A Call for Freedom

The letters continue to pour in about my July 4 column, in which I worried about the United Kingdom’s descent toward a surveillance society. The ones that alarm me the most — thankfully there haven’t been many — suggest that the only people who should worry about pervasive surveillance are the ones who “have something to hide.”

That pernicious logic is what leads us toward a police state. It also kills the very qualities we need most in a fast-changing world — risk-taking, innovation and just about everything else that matters.

Some powerful members of Congress appear to understand the threat. I find some of U.S. House Majority Leader Dick Armey’s political positions disturbing, to put it mildly, but he’s well-clued on this one.

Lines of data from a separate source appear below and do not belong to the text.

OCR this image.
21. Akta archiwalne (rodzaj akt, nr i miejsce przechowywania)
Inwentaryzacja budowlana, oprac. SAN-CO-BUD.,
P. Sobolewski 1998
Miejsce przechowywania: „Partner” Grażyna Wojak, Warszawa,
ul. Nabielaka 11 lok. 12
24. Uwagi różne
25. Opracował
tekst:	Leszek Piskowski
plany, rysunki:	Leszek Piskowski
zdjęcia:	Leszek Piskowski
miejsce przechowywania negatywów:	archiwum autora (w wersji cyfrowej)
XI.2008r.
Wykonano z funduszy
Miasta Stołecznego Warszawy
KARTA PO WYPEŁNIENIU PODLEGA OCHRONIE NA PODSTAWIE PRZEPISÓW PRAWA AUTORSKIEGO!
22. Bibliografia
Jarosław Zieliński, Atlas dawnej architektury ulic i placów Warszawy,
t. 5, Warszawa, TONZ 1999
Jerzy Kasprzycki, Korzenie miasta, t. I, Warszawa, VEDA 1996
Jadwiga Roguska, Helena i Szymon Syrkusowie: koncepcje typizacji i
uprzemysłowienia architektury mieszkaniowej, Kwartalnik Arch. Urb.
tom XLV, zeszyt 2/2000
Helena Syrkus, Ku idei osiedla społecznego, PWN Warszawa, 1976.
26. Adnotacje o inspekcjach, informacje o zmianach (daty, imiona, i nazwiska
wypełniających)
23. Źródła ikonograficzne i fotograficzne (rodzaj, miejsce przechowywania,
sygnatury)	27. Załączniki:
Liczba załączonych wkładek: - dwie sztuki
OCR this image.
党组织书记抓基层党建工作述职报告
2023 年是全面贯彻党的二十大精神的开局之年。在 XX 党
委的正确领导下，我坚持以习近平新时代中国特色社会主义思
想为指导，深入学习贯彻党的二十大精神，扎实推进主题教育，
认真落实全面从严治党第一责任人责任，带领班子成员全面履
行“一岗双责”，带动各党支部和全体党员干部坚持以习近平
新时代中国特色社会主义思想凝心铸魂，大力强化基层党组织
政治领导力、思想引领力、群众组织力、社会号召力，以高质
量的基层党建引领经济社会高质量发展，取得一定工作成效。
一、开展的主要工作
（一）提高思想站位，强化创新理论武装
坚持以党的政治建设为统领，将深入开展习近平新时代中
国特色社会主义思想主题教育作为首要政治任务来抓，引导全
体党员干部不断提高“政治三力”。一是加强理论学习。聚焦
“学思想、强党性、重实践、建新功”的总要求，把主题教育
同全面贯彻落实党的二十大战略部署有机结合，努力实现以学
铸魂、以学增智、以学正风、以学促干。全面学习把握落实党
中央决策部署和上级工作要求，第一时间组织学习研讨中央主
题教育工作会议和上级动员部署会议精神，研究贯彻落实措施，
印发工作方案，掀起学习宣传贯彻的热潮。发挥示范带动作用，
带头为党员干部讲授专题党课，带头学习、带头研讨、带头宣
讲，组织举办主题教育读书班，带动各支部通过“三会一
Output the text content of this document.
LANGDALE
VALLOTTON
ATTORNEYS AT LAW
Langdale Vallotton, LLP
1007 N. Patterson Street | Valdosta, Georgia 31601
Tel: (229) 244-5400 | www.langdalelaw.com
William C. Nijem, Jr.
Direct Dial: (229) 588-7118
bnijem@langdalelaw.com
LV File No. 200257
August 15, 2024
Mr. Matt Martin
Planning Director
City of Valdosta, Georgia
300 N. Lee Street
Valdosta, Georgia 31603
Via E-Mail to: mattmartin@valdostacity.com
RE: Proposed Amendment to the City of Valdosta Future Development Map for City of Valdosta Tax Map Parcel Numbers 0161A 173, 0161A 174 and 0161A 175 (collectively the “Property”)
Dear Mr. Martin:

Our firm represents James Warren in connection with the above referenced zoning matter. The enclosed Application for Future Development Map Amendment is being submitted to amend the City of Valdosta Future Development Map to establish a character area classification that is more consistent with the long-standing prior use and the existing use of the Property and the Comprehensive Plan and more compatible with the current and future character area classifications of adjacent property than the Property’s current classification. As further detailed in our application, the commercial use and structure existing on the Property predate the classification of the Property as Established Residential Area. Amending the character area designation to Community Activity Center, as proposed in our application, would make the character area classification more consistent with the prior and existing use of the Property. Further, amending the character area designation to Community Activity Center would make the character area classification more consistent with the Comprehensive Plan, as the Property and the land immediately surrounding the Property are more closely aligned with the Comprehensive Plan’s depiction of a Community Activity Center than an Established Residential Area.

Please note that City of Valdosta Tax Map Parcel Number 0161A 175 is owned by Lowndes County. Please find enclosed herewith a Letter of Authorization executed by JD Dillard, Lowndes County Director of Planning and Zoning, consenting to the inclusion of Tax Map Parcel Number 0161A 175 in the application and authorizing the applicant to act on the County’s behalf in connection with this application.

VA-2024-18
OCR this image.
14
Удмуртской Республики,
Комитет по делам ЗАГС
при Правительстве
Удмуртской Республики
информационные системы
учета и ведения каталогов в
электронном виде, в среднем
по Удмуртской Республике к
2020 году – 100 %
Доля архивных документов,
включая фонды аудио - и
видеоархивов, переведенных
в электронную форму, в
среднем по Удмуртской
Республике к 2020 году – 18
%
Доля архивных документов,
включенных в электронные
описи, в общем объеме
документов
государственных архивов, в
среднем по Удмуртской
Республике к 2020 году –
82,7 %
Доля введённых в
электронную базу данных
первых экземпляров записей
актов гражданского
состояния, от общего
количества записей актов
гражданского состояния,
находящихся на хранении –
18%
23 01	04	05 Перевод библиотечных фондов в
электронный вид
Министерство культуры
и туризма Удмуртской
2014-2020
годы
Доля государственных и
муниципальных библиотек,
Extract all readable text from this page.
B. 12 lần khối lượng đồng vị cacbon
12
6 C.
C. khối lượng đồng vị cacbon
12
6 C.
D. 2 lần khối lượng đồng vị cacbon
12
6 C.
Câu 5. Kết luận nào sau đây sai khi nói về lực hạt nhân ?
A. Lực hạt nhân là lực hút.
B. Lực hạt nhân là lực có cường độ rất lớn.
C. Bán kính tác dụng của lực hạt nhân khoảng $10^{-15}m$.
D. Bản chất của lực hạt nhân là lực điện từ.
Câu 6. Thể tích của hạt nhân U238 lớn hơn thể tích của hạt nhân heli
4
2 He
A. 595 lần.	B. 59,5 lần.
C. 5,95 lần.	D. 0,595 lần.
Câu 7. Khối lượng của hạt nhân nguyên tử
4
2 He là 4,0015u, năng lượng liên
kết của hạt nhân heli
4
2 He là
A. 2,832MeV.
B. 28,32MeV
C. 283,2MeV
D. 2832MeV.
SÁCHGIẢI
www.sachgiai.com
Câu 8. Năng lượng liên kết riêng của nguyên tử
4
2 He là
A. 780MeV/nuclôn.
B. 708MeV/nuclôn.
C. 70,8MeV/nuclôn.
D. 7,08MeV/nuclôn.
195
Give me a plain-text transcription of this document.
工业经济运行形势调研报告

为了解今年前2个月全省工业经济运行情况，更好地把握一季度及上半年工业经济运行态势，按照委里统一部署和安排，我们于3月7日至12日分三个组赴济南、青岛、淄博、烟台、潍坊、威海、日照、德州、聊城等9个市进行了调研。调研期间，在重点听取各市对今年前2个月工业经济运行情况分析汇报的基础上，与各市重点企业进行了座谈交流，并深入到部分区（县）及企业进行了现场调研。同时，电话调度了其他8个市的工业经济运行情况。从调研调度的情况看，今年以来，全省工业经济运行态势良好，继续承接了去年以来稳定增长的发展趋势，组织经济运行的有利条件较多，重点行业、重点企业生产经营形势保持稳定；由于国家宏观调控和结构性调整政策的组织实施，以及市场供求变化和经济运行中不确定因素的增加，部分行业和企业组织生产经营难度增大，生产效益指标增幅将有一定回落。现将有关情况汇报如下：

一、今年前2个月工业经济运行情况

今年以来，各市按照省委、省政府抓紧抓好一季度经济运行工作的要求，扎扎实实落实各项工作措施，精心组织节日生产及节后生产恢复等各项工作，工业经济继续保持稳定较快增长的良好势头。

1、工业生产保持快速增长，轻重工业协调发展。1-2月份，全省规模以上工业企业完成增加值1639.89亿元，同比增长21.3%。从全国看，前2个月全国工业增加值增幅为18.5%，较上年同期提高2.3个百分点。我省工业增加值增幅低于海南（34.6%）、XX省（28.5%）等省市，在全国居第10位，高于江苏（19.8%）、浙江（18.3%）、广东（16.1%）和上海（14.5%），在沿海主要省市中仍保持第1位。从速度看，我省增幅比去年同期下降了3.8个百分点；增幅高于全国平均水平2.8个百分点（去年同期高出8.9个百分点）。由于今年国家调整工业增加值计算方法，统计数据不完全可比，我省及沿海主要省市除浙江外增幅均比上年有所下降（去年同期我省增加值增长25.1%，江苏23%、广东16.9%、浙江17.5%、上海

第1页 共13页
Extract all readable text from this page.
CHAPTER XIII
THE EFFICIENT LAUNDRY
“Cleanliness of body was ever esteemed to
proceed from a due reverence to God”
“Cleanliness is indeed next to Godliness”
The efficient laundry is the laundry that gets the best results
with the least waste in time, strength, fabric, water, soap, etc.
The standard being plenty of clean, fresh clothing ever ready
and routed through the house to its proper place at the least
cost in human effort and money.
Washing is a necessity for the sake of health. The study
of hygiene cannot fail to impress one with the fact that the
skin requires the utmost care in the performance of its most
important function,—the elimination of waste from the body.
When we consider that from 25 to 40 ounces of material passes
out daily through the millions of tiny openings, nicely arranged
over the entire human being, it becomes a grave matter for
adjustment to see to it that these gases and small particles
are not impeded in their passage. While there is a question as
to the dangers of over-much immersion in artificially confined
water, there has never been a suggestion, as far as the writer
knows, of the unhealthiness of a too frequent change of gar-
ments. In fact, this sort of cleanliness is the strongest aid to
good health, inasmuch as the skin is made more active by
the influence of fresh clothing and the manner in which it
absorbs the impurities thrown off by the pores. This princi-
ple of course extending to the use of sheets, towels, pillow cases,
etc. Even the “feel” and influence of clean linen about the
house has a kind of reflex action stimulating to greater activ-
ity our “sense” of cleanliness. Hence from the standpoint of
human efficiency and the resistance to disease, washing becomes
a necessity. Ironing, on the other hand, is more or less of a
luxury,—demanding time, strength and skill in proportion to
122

Coincidentally, the Daily Telegraph newspaper here in London has just launched a campaign on behalf of freedom. It includes articles highlighting the British government’s extreme anti-liberty stance and editorials asking readers to demand the return of basic freedoms.

As the Telegraph’s editor, Charles Moore, wrote the other day: “The cant phrase always used to justify the restriction of freedom is ‘The innocent have nothing to fear’. It is almost always untrue. The innocent suffer unfairly from every intrusion and restriction; indeed, their innocence is no longer presumed.”

I applaud the newspaper’s stand. I wish more papers, on both sides of the Atlantic, had this kind of common sense.